Kemudian Tuhan dalam filsafat al kindi tidak mempunyai hakiakat dalam arti aniah atau mahaniah. Tidak aniah karena kerena Tuhan tidak termasuk dealam benda-benda yang ada dalam alam, bahkan Ia adalah pencipta alam. Ia tidak tersususn dari materi dan bentuk, juga tidak mempunya hakiakat dalam bentuk mahaniah, karena Tuhan bukan merupakan gensus dan species. Tuhan hanya satu, tidak ada yang serupa dengan-Nya. Tuhan adalah unik, Ia semata-mata satu. Hanya Ia lah yang satu dari pada-Nya mengandung arti banyak.

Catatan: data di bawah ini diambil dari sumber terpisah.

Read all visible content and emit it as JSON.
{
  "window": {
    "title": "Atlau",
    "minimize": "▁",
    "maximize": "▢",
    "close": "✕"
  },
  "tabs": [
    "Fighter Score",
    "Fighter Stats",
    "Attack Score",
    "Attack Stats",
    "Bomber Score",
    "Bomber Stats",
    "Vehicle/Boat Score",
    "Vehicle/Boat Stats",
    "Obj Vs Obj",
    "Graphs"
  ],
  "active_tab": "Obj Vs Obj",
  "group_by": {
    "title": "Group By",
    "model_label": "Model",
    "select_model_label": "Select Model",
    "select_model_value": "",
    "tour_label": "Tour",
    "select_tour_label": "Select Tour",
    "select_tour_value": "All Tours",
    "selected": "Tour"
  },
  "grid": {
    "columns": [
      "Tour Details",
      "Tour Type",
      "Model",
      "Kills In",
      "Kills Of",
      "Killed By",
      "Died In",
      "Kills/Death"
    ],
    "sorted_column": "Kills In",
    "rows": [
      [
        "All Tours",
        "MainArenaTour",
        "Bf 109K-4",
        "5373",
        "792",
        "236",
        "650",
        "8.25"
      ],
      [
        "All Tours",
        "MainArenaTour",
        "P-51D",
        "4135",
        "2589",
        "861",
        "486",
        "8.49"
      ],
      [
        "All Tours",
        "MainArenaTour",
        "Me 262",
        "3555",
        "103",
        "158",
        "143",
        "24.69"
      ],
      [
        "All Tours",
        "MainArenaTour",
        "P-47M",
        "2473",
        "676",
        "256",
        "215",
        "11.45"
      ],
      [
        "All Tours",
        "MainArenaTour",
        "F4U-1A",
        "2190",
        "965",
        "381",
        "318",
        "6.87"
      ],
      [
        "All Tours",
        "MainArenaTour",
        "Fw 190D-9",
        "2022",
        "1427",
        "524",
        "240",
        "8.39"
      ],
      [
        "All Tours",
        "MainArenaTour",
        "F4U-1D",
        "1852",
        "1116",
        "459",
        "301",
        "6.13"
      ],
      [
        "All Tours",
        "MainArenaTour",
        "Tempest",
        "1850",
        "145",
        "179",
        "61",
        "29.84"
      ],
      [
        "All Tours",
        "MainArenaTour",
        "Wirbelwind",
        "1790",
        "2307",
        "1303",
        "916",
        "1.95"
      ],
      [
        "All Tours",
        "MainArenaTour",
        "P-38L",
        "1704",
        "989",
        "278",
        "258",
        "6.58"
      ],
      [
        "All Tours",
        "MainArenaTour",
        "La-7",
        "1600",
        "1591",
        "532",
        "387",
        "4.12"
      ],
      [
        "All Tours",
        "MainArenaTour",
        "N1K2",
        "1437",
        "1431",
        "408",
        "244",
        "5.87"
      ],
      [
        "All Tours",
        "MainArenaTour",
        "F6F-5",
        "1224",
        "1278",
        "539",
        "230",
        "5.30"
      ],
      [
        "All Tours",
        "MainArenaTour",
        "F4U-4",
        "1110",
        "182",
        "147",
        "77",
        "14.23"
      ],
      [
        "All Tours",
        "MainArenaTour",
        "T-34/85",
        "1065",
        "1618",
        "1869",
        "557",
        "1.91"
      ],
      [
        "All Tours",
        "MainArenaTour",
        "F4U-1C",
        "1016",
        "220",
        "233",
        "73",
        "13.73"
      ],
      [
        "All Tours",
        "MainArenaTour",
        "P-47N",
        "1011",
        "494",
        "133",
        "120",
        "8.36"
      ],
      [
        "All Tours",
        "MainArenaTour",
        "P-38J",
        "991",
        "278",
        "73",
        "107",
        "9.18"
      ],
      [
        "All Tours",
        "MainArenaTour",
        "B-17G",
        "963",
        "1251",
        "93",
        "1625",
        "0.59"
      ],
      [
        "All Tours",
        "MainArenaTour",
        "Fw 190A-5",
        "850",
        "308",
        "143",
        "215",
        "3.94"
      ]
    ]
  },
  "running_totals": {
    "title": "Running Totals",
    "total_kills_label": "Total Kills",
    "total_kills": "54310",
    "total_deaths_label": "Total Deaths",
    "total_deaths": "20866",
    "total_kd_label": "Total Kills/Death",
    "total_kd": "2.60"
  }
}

Dilanjutkan pada pandangan Ibn Rusyd dalam masalah ketuhanan ia berpendapat bahwa Allah adalah penggerak pertama (muharik al awal). Sifat positif kepada Allah adalad akal dan ma'qul. Wujud Allah aialah esa-Nya. Wujud dan keesaannya tidak berbeda dari zat-Nya. Sebagai orang berfikir rasional, ibn Rusyd menafsirkan agama pun dengan penafsiran rasional. Namun ia tetap berpegang kepada sumber agama, yakni al Qur”an. Dalam mengenal sang pencipta tidak mungkin berhasil kecuali dengan melakukan pengamatan terhadap wujud yang diciptakan Allah.

(6)

B. Manusia

Pertanyaan tentang hakekat manusia merupkan pertanyaan kuno seumur keberadaan manusiadimuka bumi. Dalam jawaban tentang manusia tidak pernah akan selesai dan dianggap tidak pernah sampai final dikarenakan realitas dalam keling manusia selalu baru, meskipun dalam subtansinya tidak berubah.(Musa Asy'ari, Filsafat Islam, 1999)

Manusia secara bahasa disebut juga insan yang dalam bahasa arabnya, yang berasal dari kata nasiya yang berarti lupa dan jika dilihat dari kata dasar al-uns yang berarti jinak. Kata insan dipakai untuk menyebut manusia, karena manusia memiliki sifat lupa dan jinak artinya manusia selalu menyesuaikan diri dengan keadaan yang baru disekitarnya.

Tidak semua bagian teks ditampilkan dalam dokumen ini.